During research into publicly exposed Firebase instances, I identified a Firebase Realtime Database belonging to a Dutch municipality that allowed unauthenticated read access.
The database could be verified in two straightforward steps.
First, the structure could be enumerated using the shallow=true parameter:
https://[redacted].firebaseio.com/.json?shallow=true
This made it possible to inspect the top-level keys without retrieving the full dataset.
Second, a standard GET request to the root returned the entire database contents as JSON:
https://[redacted].firebaseio.com/.json
In this case, the response was approximately 150 MB.
The exposed database contained 40.000 records and multiple categories of operational and personal data, including:
- citizen reports
- survey data
- PII of citizens
- names
- email addresses
- phone phone numbers
- address details
- servicedesk-related information
This type of exposure is typically caused by overly permissive or missing Firebase Security Rules. In this case, the database appeared to allow public read access because authentication restrictions had not been properly enforced.
Rather than trying to contact the municipality directly, I reported the issue through the municipal security coordination channel at:
incident@ibdgemeenten.nl
That mailbox is worth highlighting. In the report, I included a concise technical description, reproduction steps, the affected endpoint, a summary of the exposed data, and a recommendation to immediately restrict unauthenticated access through Firebase Security Rules.
The turnaround was unusually fast!
The report was acknowledged 16 minutes after submission and forwarded to the relevant party for remediation. Within a few hours, public access had already been disabled.
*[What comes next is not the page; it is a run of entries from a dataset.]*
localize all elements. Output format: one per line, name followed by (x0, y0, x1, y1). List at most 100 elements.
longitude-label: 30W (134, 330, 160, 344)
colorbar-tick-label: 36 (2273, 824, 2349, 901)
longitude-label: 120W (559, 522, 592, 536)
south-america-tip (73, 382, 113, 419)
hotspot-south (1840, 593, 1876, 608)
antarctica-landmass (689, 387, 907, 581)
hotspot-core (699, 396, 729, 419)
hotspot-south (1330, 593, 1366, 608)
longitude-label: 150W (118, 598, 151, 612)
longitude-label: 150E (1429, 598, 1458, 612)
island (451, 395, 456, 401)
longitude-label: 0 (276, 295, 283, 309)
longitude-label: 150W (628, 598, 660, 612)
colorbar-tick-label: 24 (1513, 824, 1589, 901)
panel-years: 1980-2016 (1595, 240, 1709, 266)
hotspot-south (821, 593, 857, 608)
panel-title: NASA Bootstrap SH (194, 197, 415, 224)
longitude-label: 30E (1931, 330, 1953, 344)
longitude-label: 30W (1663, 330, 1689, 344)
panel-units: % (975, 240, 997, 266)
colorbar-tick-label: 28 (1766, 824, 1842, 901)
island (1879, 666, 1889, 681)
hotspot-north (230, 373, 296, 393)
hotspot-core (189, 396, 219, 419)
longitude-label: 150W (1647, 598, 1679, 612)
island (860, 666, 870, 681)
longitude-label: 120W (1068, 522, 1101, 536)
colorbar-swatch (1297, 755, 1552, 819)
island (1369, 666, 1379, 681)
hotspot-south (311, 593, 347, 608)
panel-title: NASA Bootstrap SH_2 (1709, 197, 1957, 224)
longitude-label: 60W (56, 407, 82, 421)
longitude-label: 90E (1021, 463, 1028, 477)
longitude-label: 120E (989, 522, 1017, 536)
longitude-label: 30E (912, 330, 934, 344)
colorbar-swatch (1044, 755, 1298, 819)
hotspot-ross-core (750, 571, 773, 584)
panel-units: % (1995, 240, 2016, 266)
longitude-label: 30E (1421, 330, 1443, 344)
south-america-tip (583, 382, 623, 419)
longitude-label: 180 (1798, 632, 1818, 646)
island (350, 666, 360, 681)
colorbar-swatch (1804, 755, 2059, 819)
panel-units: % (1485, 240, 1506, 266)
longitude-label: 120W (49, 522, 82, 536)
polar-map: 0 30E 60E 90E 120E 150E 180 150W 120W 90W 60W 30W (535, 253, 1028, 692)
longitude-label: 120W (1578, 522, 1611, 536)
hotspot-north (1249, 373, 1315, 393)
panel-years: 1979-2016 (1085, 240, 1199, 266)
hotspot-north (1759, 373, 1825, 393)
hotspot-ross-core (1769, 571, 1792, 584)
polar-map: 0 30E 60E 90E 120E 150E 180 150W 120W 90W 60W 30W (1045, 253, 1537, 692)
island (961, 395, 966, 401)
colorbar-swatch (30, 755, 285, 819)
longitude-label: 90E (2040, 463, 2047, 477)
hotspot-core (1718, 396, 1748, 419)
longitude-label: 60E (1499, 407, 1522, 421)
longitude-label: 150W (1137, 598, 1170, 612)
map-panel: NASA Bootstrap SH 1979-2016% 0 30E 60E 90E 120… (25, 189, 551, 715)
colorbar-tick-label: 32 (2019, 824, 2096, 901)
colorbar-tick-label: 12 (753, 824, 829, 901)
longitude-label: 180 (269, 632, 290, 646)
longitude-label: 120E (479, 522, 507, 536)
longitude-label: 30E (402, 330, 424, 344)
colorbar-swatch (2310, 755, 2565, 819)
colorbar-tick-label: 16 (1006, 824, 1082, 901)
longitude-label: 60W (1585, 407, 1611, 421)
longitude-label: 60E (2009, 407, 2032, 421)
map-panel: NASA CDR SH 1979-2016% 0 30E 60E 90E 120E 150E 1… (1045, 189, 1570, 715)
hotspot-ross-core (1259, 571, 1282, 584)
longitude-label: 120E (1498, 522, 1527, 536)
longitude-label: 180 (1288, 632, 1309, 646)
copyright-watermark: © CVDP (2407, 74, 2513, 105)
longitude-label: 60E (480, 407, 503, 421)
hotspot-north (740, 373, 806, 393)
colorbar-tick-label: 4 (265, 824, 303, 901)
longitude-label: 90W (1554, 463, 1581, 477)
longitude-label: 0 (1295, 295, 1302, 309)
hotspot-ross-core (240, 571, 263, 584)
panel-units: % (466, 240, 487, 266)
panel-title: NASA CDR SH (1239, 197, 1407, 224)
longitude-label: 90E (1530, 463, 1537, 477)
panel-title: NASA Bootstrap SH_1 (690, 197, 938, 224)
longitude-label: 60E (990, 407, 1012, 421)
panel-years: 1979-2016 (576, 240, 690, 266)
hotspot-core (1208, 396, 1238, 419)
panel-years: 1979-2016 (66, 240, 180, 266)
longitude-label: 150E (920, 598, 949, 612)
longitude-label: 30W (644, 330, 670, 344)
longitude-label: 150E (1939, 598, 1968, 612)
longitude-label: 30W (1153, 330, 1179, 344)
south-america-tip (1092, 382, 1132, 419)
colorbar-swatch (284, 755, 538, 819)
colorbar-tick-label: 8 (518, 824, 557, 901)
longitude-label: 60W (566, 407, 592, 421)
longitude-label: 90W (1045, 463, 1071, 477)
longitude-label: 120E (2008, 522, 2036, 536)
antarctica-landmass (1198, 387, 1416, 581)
After the fix, requests to the database no longer returned data and instead produced the expected authorization failure:
{
"error": "Permission denied"
}
From a technical disclosure perspective, this was a strong example of efficient coordination between the disclosure handler, the affected organization, and the supplier responsible for remediation.
Cases like this are often discussed purely in terms of exposure, but response quality is just as important.
An exposed cloud database is rarely a complicated finding from a technical perspective. The real differentiator is how quickly the issue is assessed, escalated, and fixed. In this case, the vulnerable configuration was removed quickly enough to significantly reduce the exposure window.
That is exactly what coordinated vulnerability disclosure should achieve: clear reporting, prompt validation, and immediate corrective action. This case was a good example of why responsible disclosure processes matter, and why fast operational response matters even more.